Beranda | Artikel
Liberalisme, Pluralisme Dan Inklusivisme, Dahulu Hingga Sekarang
Rabu, 20 Juli 2011

LIBERALISME, PLURALISME DAN INKLUSIVISME, DAHULU DAN SEKARANG

Oleh
Ustadz Abu Ihsan al-Maidani

Dahulu, kaum sufi juga memiliki keyakinan wihdatul-adyân (penyatuan agama), sebagai ekses dari keyakinan wihdatul-wujud yang mereka anut. Mereka mengatakan, bahwasanya Allah menampakkan diri dalam wujud segala sesuatu. Dan termasuk “sesuatu” adalah berhala dan semua yang disembah, baik berupa pepohonan, bebatuan, hewan, manusia, bintang dan malaikat. Pada hakikatnya yang disembah itu adalah Allah. Itulah makna kalimat lâ ilâha illallah menurut kaum sufi.

Seperti dikatakan oleh ‘Abdul-Karim al-Jîli:
Lâ ilâha illa ana, maksudnya, segala sesuatu yang disembah tidak lain adalah Aku. Akulah yang menampakkan diri dalam wujud berhala-berhala, bintang-bintang dan benda-benda itu. Akulah yang menjelma dalam wujud segala sesuatu yang disembah penganut ajaran agama manapun. Sesembahan-sesembahan itu tidak lain adalah Aku. Oleh sebab itu berhala-berhala itu Aku sebut sebagai ilâh (sesembahan).

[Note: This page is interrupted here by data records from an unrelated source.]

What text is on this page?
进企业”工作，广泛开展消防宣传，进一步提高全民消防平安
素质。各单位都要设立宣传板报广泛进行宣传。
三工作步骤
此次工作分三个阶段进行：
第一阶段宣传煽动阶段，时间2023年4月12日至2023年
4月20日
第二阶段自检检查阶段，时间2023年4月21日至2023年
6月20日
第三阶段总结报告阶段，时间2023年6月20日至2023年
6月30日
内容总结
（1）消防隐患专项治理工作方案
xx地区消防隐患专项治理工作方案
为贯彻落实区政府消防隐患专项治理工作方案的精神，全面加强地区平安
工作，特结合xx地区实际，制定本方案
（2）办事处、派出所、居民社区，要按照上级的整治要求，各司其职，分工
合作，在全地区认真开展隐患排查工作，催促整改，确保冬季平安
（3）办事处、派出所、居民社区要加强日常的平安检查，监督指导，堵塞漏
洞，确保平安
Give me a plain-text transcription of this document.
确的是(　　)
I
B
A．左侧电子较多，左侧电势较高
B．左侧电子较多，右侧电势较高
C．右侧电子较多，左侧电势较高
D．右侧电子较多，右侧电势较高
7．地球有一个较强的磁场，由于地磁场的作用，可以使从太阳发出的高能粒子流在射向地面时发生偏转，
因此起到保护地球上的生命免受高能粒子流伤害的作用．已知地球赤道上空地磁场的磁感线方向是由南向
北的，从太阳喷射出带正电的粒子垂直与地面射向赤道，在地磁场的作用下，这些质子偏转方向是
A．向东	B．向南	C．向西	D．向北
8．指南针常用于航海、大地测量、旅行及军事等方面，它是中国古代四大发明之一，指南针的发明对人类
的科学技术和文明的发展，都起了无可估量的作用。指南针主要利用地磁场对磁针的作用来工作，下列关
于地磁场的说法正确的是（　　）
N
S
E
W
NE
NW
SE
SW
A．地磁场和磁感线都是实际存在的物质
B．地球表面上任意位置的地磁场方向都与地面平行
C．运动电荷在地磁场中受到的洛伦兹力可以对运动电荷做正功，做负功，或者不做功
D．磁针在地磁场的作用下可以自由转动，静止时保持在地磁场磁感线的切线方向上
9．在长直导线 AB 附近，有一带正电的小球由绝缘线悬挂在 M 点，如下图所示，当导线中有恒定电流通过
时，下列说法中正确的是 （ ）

Penyebutan kalimat ilâh bagi berhala-berhala tersebut adalah secara hakiki dan bukan majazi (kiasan). Tidak seperti asumsi ahli zhahir (maksud mereka adalah ahli hadits) yang mengatakan bahwa maksud Allah Subhanahu wa Ta’ala menamakan berhala-berhala itu dengan sebutan ilâh karena para penyembahnya menyebut sesembahan mereka dengan sebutan tersebut. Bukan maksudnya berhala-berhala itu benar-benar ilâh! Ini merupakan kekeliruan mereka (ahli zhahir) dan kedustaan terhadap Allah. Sebab berhala-berhala itu, bahkan segala sesuatu di alam ini berasal dari Dzat Allah.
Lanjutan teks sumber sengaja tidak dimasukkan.